Methods: The 4D-lable free acetylomic analysis was employed to gain the acetylated proteins regulated by GS pretreatment. The co-immunoprecipitation assay, immunofluorescent staining, and mitochondrial respiration measurement were performed to detect the effect of GS or ginsenoside monomer on acetylated protein level and mitochondrial function. RNA sequencing, site-specific mutation, and shRNA interference were used to explore the downstream targets of acetylation modificationby GS. Cellular thermal shift assay and surface plasmon resonance were used for identifying the binding of ginsenoside with target protein.
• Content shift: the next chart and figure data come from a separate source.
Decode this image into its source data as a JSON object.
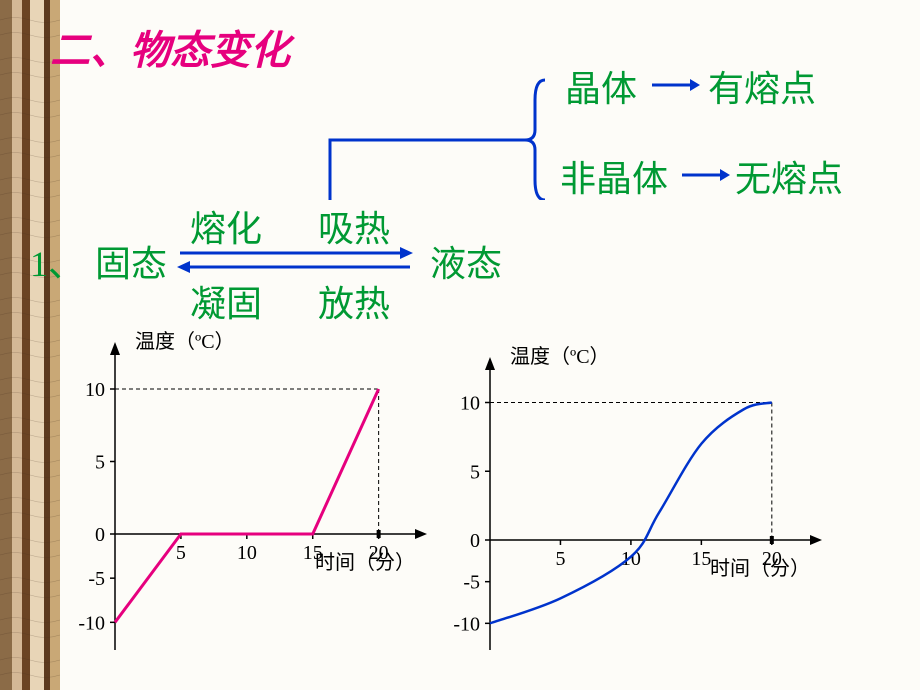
{
  "title": {
    "text": "二、物态变化",
    "color": "#e6007e",
    "fontsize": 40,
    "weight": "bold"
  },
  "branch": {
    "upper": {
      "label": "晶体",
      "arrow_to": "有熔点"
    },
    "lower": {
      "label": "非晶体",
      "arrow_to": "无熔点"
    },
    "text_color": "#009933",
    "fontsize": 36,
    "brace_color": "#0033cc",
    "arrow_color": "#0033cc"
  },
  "reaction": {
    "list_num": "1、",
    "left_state": "固态",
    "right_state": "液态",
    "forward_proc": "熔化",
    "forward_heat": "吸热",
    "reverse_proc": "凝固",
    "reverse_heat": "放热",
    "text_color": "#009933",
    "fontsize": 36,
    "arrow_color": "#0033cc",
    "up_vert_color": "#0033cc"
  },
  "chart_common": {
    "y_label": "温度（ºC）",
    "x_label": "时间（分）",
    "axis_color": "#000000",
    "axis_width": 1.5,
    "tick_fontsize": 20,
    "label_fontsize": 20,
    "x_ticks": [
      5,
      10,
      15,
      20
    ],
    "y_ticks_pos": [
      5,
      10
    ],
    "y_ticks_neg": [
      -5,
      -10
    ],
    "ylim": [
      -12,
      12
    ],
    "xlim": [
      0,
      22
    ],
    "grid_dash_color": "#000000"
  },
  "chart1": {
    "type": "line",
    "line_color": "#e6007e",
    "line_width": 3,
    "points": [
      {
        "x": 0,
        "y": -10
      },
      {
        "x": 5,
        "y": 0
      },
      {
        "x": 15,
        "y": 0
      },
      {
        "x": 20,
        "y": 10
      }
    ],
    "dash_at_x": 20,
    "dash_at_y": 10
  },
  "chart2": {
    "type": "curve",
    "line_color": "#0033cc",
    "line_width": 2.5,
    "points": [
      {
        "x": 0,
        "y": -10
      },
      {
        "x": 5,
        "y": -7
      },
      {
        "x": 10,
        "y": -2
      },
      {
        "x": 12,
        "y": 2
      },
      {
        "x": 15,
        "y": 7
      },
      {
        "x": 18,
        "y": 9.5
      },
      {
        "x": 20,
        "y": 10
      }
    ],
    "dash_at_x": 20,
    "dash_at_y": 10
  },
  "bg": {
    "stripe_colors": [
      "#8b6b47",
      "#d4b896",
      "#6b4423",
      "#e8d5b7",
      "#5c3a1e"
    ]
  }
}
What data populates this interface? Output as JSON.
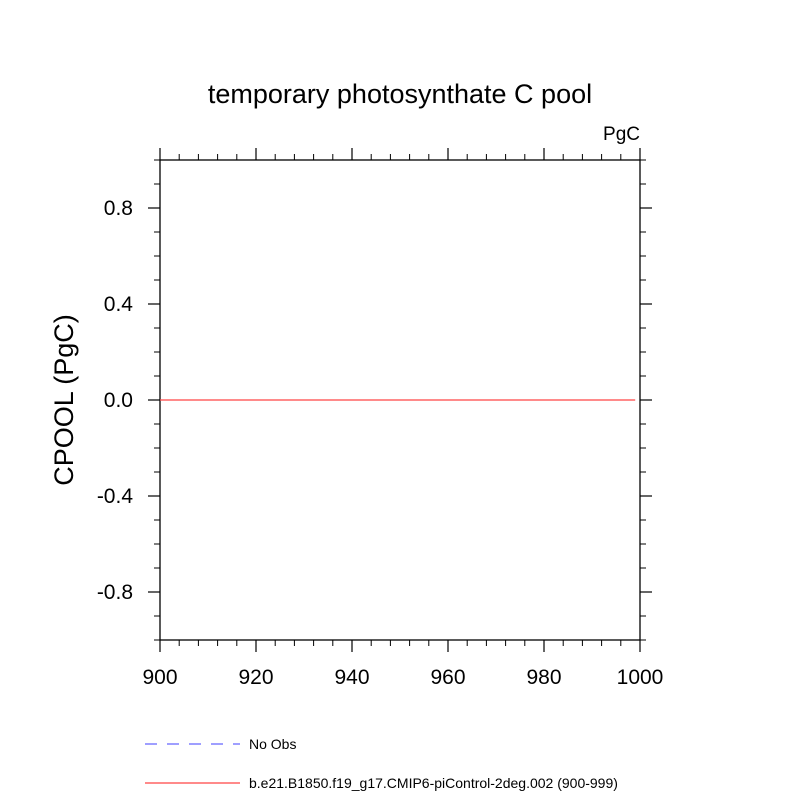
{
  "chart_data": {
    "type": "line",
    "title": "temporary photosynthate C pool",
    "units_label": "PgC",
    "ylabel": "CPOOL  (PgC)",
    "xlabel": "",
    "xlim": [
      900,
      1000
    ],
    "ylim": [
      -1.0,
      1.0
    ],
    "x_ticks": [
      900,
      920,
      940,
      960,
      980,
      1000
    ],
    "x_tick_labels": [
      "900",
      "920",
      "940",
      "960",
      "980",
      "1000"
    ],
    "y_ticks": [
      -0.8,
      -0.4,
      0.0,
      0.4,
      0.8
    ],
    "y_tick_labels": [
      "-0.8",
      "-0.4",
      "0.0",
      "0.4",
      "0.8"
    ],
    "grid": false,
    "legend_position": "bottom",
    "series": [
      {
        "name": "No Obs",
        "color": "#6666ff",
        "style": "dashed",
        "x": [],
        "values": []
      },
      {
        "name": "b.e21.B1850.f19_g17.CMIP6-piControl-2deg.002 (900-999)",
        "color": "#ff4444",
        "style": "solid",
        "x": [
          900,
          999
        ],
        "values": [
          0.0,
          0.0
        ]
      }
    ]
  }
}
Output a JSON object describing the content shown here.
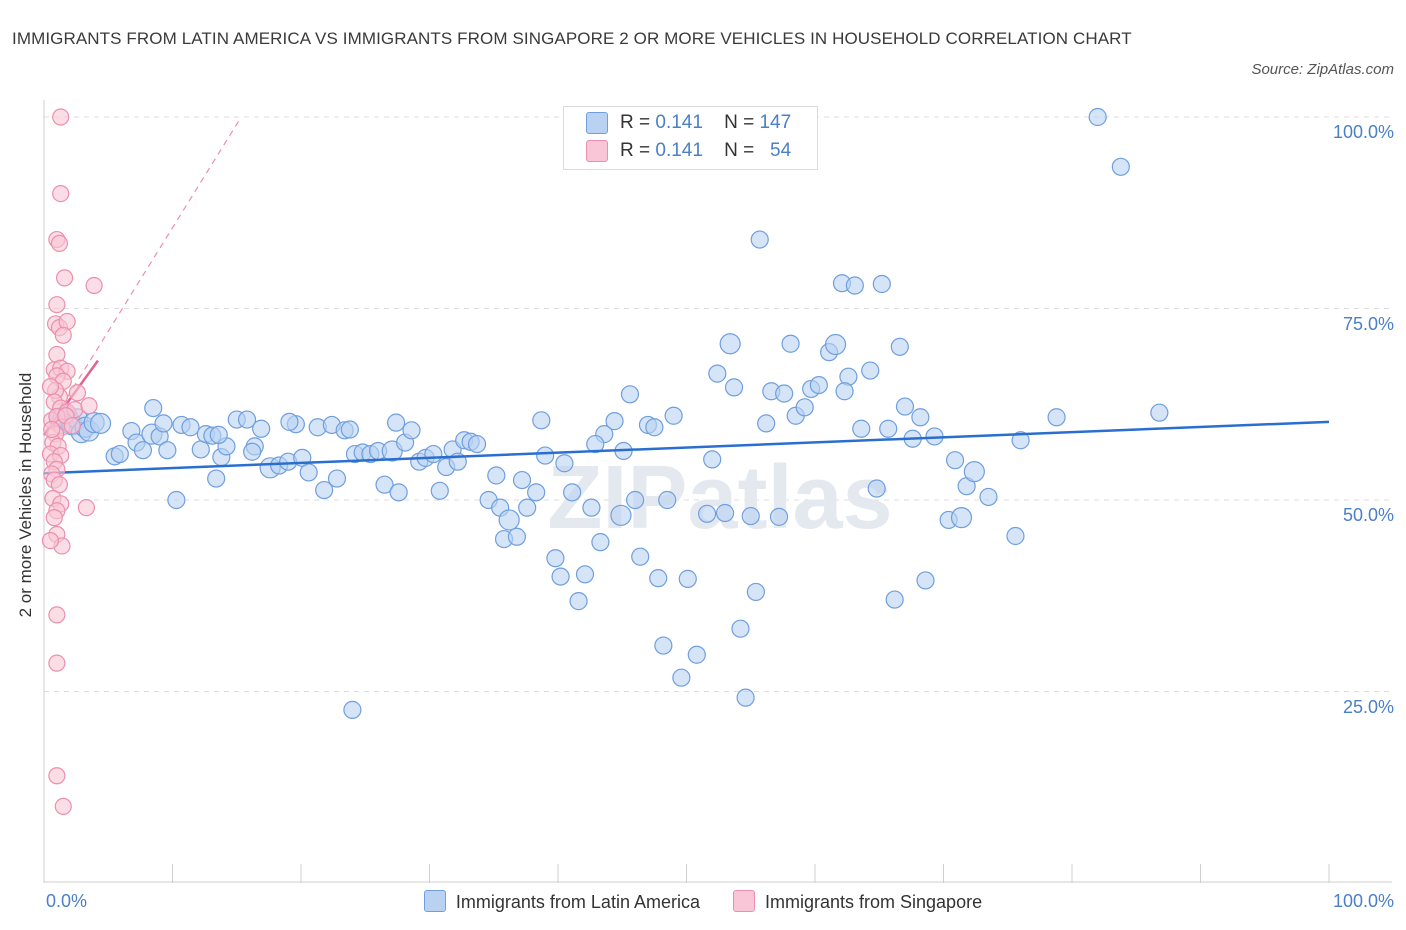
{
  "title": "IMMIGRANTS FROM LATIN AMERICA VS IMMIGRANTS FROM SINGAPORE 2 OR MORE VEHICLES IN HOUSEHOLD CORRELATION CHART",
  "source": "Source: ZipAtlas.com",
  "watermark": "ZIPatlas",
  "legend_top": [
    {
      "r_label": "R =",
      "r_value": "0.141",
      "n_label": "N =",
      "n_value": "147"
    },
    {
      "r_label": "R =",
      "r_value": "0.141",
      "n_label": "N =",
      "n_value": "54"
    }
  ],
  "legend_bottom": [
    "Immigrants from Latin America",
    "Immigrants from Singapore"
  ],
  "axes": {
    "ylabel": "2 or more Vehicles in Household",
    "yticks": [
      "100.0%",
      "75.0%",
      "50.0%",
      "25.0%"
    ],
    "xticks": [
      "0.0%",
      "100.0%"
    ]
  },
  "colors": {
    "blue_fill": "#b9d2f2",
    "blue_stroke": "#6f9fde",
    "blue_line": "#2a6fd0",
    "pink_fill": "#f8c6d6",
    "pink_stroke": "#eb8fae",
    "pink_line": "#e0658f",
    "grid": "#dddddd",
    "accent_text": "#4a7fc9"
  },
  "chart_data": {
    "type": "scatter",
    "xlim": [
      0,
      100
    ],
    "ylim": [
      0,
      100
    ],
    "series": [
      {
        "name": "Immigrants from Latin America",
        "r": 0.141,
        "n": 147,
        "trend": {
          "x": [
            0,
            100
          ],
          "y": [
            53.5,
            60.2
          ]
        },
        "points": [
          [
            1.2,
            60.5
          ],
          [
            1.3,
            60.0
          ],
          [
            1.5,
            60.8
          ],
          [
            1.8,
            61.0
          ],
          [
            2.0,
            60.3
          ],
          [
            2.2,
            59.8
          ],
          [
            2.6,
            60.6
          ],
          [
            2.9,
            58.8
          ],
          [
            3.2,
            59.5
          ],
          [
            3.5,
            59.0
          ],
          [
            3.9,
            60.1
          ],
          [
            4.4,
            60.0
          ],
          [
            5.5,
            55.7
          ],
          [
            5.9,
            56.0
          ],
          [
            6.8,
            59.0
          ],
          [
            7.2,
            57.5
          ],
          [
            7.7,
            56.5
          ],
          [
            8.4,
            58.6
          ],
          [
            9.0,
            58.3
          ],
          [
            9.6,
            56.5
          ],
          [
            9.3,
            60.0
          ],
          [
            10.3,
            50.0
          ],
          [
            10.7,
            59.8
          ],
          [
            11.4,
            59.5
          ],
          [
            12.2,
            56.6
          ],
          [
            12.6,
            58.6
          ],
          [
            13.1,
            58.4
          ],
          [
            13.4,
            52.8
          ],
          [
            13.8,
            55.6
          ],
          [
            14.2,
            57.0
          ],
          [
            15.0,
            60.5
          ],
          [
            15.8,
            60.5
          ],
          [
            16.4,
            57.0
          ],
          [
            16.9,
            59.3
          ],
          [
            17.6,
            54.2
          ],
          [
            18.3,
            54.5
          ],
          [
            19.0,
            55.0
          ],
          [
            19.6,
            59.9
          ],
          [
            20.1,
            55.5
          ],
          [
            20.6,
            53.6
          ],
          [
            21.3,
            59.5
          ],
          [
            21.8,
            51.3
          ],
          [
            22.4,
            59.8
          ],
          [
            22.8,
            52.8
          ],
          [
            23.4,
            59.1
          ],
          [
            23.8,
            59.2
          ],
          [
            24.2,
            56.0
          ],
          [
            24.8,
            56.2
          ],
          [
            25.4,
            56.0
          ],
          [
            26.0,
            56.4
          ],
          [
            26.5,
            52.0
          ],
          [
            27.1,
            56.4
          ],
          [
            27.6,
            51.0
          ],
          [
            28.1,
            57.5
          ],
          [
            28.6,
            59.1
          ],
          [
            29.2,
            55.0
          ],
          [
            29.7,
            55.5
          ],
          [
            30.3,
            56.0
          ],
          [
            30.8,
            51.2
          ],
          [
            31.3,
            54.3
          ],
          [
            31.8,
            56.6
          ],
          [
            32.2,
            55.0
          ],
          [
            32.7,
            57.8
          ],
          [
            33.2,
            57.6
          ],
          [
            33.7,
            57.3
          ],
          [
            34.6,
            50.0
          ],
          [
            35.5,
            49.0
          ],
          [
            35.8,
            44.9
          ],
          [
            36.2,
            47.4
          ],
          [
            36.8,
            45.2
          ],
          [
            37.2,
            52.6
          ],
          [
            37.6,
            49.0
          ],
          [
            38.3,
            51.0
          ],
          [
            38.7,
            60.4
          ],
          [
            39.0,
            55.8
          ],
          [
            39.8,
            42.4
          ],
          [
            40.2,
            40.0
          ],
          [
            40.5,
            54.8
          ],
          [
            41.1,
            51.0
          ],
          [
            41.6,
            36.8
          ],
          [
            42.1,
            40.3
          ],
          [
            42.6,
            49.0
          ],
          [
            43.3,
            44.5
          ],
          [
            43.6,
            58.6
          ],
          [
            44.4,
            60.3
          ],
          [
            44.9,
            48.0
          ],
          [
            45.6,
            63.8
          ],
          [
            46.0,
            50.0
          ],
          [
            46.4,
            42.6
          ],
          [
            47.0,
            59.8
          ],
          [
            47.5,
            59.5
          ],
          [
            47.8,
            39.8
          ],
          [
            48.2,
            31.0
          ],
          [
            48.5,
            50.0
          ],
          [
            49.0,
            61.0
          ],
          [
            49.6,
            26.8
          ],
          [
            50.1,
            39.7
          ],
          [
            50.8,
            29.8
          ],
          [
            51.6,
            48.2
          ],
          [
            52.0,
            55.3
          ],
          [
            52.4,
            66.5
          ],
          [
            53.0,
            48.3
          ],
          [
            53.4,
            70.4
          ],
          [
            53.7,
            64.7
          ],
          [
            54.2,
            33.2
          ],
          [
            54.6,
            24.2
          ],
          [
            55.0,
            47.9
          ],
          [
            55.4,
            38.0
          ],
          [
            55.7,
            84.0
          ],
          [
            56.2,
            60.0
          ],
          [
            56.6,
            64.2
          ],
          [
            57.2,
            47.8
          ],
          [
            57.6,
            63.9
          ],
          [
            58.1,
            70.4
          ],
          [
            58.5,
            61.0
          ],
          [
            59.2,
            62.1
          ],
          [
            59.7,
            64.5
          ],
          [
            60.3,
            65.0
          ],
          [
            61.1,
            69.3
          ],
          [
            61.6,
            70.3
          ],
          [
            62.1,
            78.3
          ],
          [
            62.6,
            66.1
          ],
          [
            63.1,
            78.0
          ],
          [
            63.6,
            59.3
          ],
          [
            64.3,
            66.9
          ],
          [
            64.8,
            51.5
          ],
          [
            65.2,
            78.2
          ],
          [
            65.7,
            59.3
          ],
          [
            66.2,
            37.0
          ],
          [
            66.6,
            70.0
          ],
          [
            67.0,
            62.2
          ],
          [
            67.6,
            58.0
          ],
          [
            68.2,
            60.8
          ],
          [
            69.3,
            58.3
          ],
          [
            70.4,
            47.4
          ],
          [
            70.9,
            55.2
          ],
          [
            71.4,
            47.7
          ],
          [
            71.8,
            51.8
          ],
          [
            73.5,
            50.4
          ],
          [
            75.6,
            45.3
          ],
          [
            78.8,
            60.8
          ],
          [
            82.0,
            100.0
          ],
          [
            83.8,
            93.5
          ],
          [
            86.8,
            61.4
          ],
          [
            76.0,
            57.8
          ],
          [
            62.3,
            64.2
          ],
          [
            45.1,
            56.4
          ],
          [
            35.2,
            53.2
          ],
          [
            13.6,
            58.5
          ],
          [
            8.5,
            62.0
          ],
          [
            27.4,
            60.1
          ],
          [
            42.9,
            57.3
          ],
          [
            24.0,
            22.6
          ],
          [
            72.4,
            53.7
          ],
          [
            68.6,
            39.5
          ],
          [
            19.1,
            60.2
          ],
          [
            16.2,
            56.3
          ]
        ]
      },
      {
        "name": "Immigrants from Singapore",
        "r": 0.141,
        "n": 54,
        "trend": {
          "x": [
            0,
            4.2
          ],
          "y": [
            58.5,
            68.2
          ]
        },
        "trend_extended": {
          "x": [
            0,
            15.2
          ],
          "y": [
            58.5,
            99.6
          ]
        },
        "points": [
          [
            1.3,
            100.0
          ],
          [
            1.3,
            90.0
          ],
          [
            1.0,
            84.0
          ],
          [
            1.2,
            83.5
          ],
          [
            1.6,
            79.0
          ],
          [
            3.9,
            78.0
          ],
          [
            1.0,
            75.5
          ],
          [
            0.9,
            73.0
          ],
          [
            1.2,
            72.5
          ],
          [
            1.8,
            73.3
          ],
          [
            1.5,
            71.5
          ],
          [
            1.0,
            69.0
          ],
          [
            0.8,
            67.0
          ],
          [
            1.3,
            67.2
          ],
          [
            1.8,
            66.8
          ],
          [
            1.0,
            66.2
          ],
          [
            1.5,
            65.5
          ],
          [
            1.2,
            63.5
          ],
          [
            0.9,
            64.3
          ],
          [
            2.6,
            64.0
          ],
          [
            0.8,
            62.8
          ],
          [
            1.3,
            62.0
          ],
          [
            1.8,
            61.5
          ],
          [
            2.4,
            61.8
          ],
          [
            3.5,
            62.3
          ],
          [
            0.6,
            60.4
          ],
          [
            1.0,
            60.9
          ],
          [
            1.4,
            59.5
          ],
          [
            0.9,
            58.6
          ],
          [
            0.7,
            57.5
          ],
          [
            1.1,
            57.0
          ],
          [
            0.5,
            56.0
          ],
          [
            1.3,
            55.8
          ],
          [
            0.8,
            55.0
          ],
          [
            1.0,
            54.0
          ],
          [
            0.6,
            53.4
          ],
          [
            0.8,
            52.6
          ],
          [
            1.2,
            52.0
          ],
          [
            0.7,
            50.2
          ],
          [
            1.3,
            49.5
          ],
          [
            1.0,
            48.6
          ],
          [
            3.3,
            49.0
          ],
          [
            0.8,
            47.7
          ],
          [
            1.0,
            45.5
          ],
          [
            1.4,
            44.0
          ],
          [
            0.5,
            44.7
          ],
          [
            1.0,
            35.0
          ],
          [
            1.0,
            28.7
          ],
          [
            1.0,
            14.0
          ],
          [
            1.5,
            10.0
          ],
          [
            0.5,
            64.8
          ],
          [
            0.6,
            59.2
          ],
          [
            1.7,
            61.0
          ],
          [
            2.2,
            59.7
          ]
        ]
      }
    ]
  }
}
Results: In the cardiomyocytes of normal, oxygen glucose deprivation and/or reperfusion conditions, the acetylomic analysis identified that the acetylated levels of spliceosome proteins were inhibited by GS pretreatment and SF3A2 acetylation at lysine 10 (K10) was significantly decreased as a potential target of GS. Ginsenoside Rb2 was identified as one of the active ginsenoside monomers for reducing the acetylation of SF3A2 (K10), which enhanced mitochondrial respiration against myocardial ischemic injury in in vivo and in vitro experiments. RNA-seq analysis showed that ginsenoside Rb2 promoted alternative splicing of mitochondrial function-related genes and the level of fascin actin-bundling protein 1 (Fscn1) was obviously upregulated, which was dependent on SF3A2 acetylation. Critically, thermodynamic, kinetic and enzymatic experiments demonstrated that ginsenoside Rb2 directly interacted with p300 for inhibiting its activity.

Conclusion: These findings provide a novel mechanism underlying cardiomyocyte protection of ginsenoside Rb2 by inhibiting p300-mediated SF3A2 acteylation for promoting Fscn1 expression, which might be a promising approach for the prevention and treatment of myocardial ischemic diseases.

Keywords: Acetylation; Ginsenoside; Mitochondrial function; Myocardial ischemic/reperfusion injury; P300; SF3A2.